"Well, come along," I said in a sort of daze. "But I don't know that I feel like talking much, either in French or English. You're a devil of a fellow for keeping your friends guessing, Monsieur Arnaud. You're still Monsieur Arnaud, I suppose?"

"How can I change it?" he replied gravely.

Of course he couldn't change it. Arnaud he must remain until he became too young to be Arnaud any longer.

On the returning tram I addressed myself somewhat as follows:

"George Coverham, this can't go on. You've got to make up your mind one way or the other. If you don't he'll make it up for you. His is already made up. He sees no reason why he shouldn't carry on. He's either right or wrong. Well, suppose for a moment that he's right? What then?

"You know what you were prepared for when you went up those stairs of his. You know you had to put your hand up three times before you dared knock. Well, everything was all right; nothing had happened. If he's really suddenly and desperately in love it ought to have happened, but anyway it didn't. That means, in plain English, that he knows more about himself than you do.

"And he thinks he can stay as he is. Suppose he can? Suppose even that maddest conjecture of all is true, and that he actually may re-become normal and live out his life like everybody else? It wouldn't be any more wonderful than the rest. So what's the obvious thing to do? Why, simply to take him as he is—as long as he is it. That's all he's asking you. And he's promised to clear out at the very first hint of another transformation. In fact he's got to. It's in the very nature of the case.

"Look at him on the seat opposite to you there, between those two bare-headed young women. Those two Breton girls may keep their four handsome Breton eyes straight before them, but they're conscious of every moment of his presence. Who wouldn't be? He's a dream of beauty. And remember how he pleaded with you last night. Can't you hear him still? 'Only to see her, only to talk to her: can't you manage that, sir? Can't you, George?' Was ever gratitude more touching and absurd than when you merely told him her name—'Jennie!' Why shouldn't he have the love now he missed before? Julia Oliphant didn't stop to think twice about it. Who made you Rhadamanthus, George Coverham?... Anyway, you've got to make up your mind."

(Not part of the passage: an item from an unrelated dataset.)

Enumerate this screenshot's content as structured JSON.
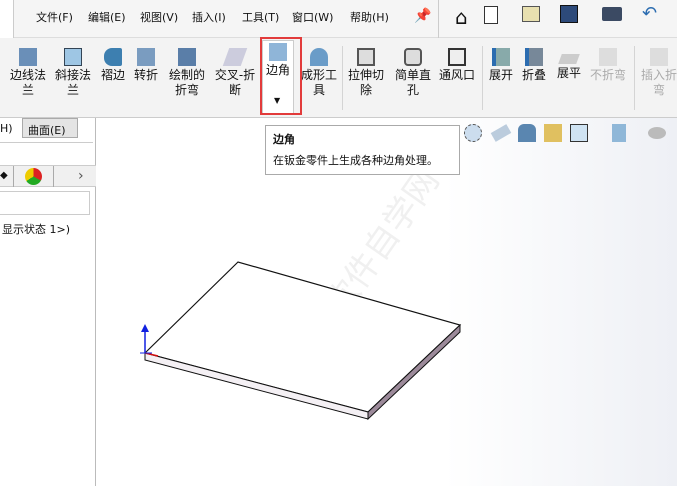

I told myself all this, and more; but I cannot say I convinced myself. Indeed, in the face of past experience, I made the mistake of once more thinking I had a choice in the matter. I thought that I possessed him, and not he me. So I floundered among details, little practical details, such as talking French to him and being seen about Dinard with him. I recalled how already Madge Aird had asked whether he had a brother. I seemed to see Alec's face when he was told that a Frenchman had fallen in love with his daughter, my own as I explained that the Frenchman was not really a Frenchman, and Alec's again as he asked me what the devil I meant. Then there was his name—Arnaud. That again landed us straight into a dilemma. He couldn't change it, must stop Arnaud; but as Arnaud the athlete he had been seen at Ambleteuse. The brother of some young Rugby or young Charterhouse at that moment in Dinard (the words seemed to detach themselves from the noisy babble of a teashop) had seen him. He might be recognised here; people do look twice at a casual stranger who strolls into a Stade, chucks off his coat, and in his walking boots does something like level time. He looked it, too, every inch of him.... And whispers might be flying round Dover too. The straits are not very wide, and men who can swim them do not come down with every shower of rain.... Oh, the whole thing bristled with risks. I counted a hundred of them while the tram rolled in its cloud of filthy smoke past La Guériplais, La Fourberie, St Enogat, the Rue de la Gare....

"Dévoiturons," he said suddenly, touching my knee.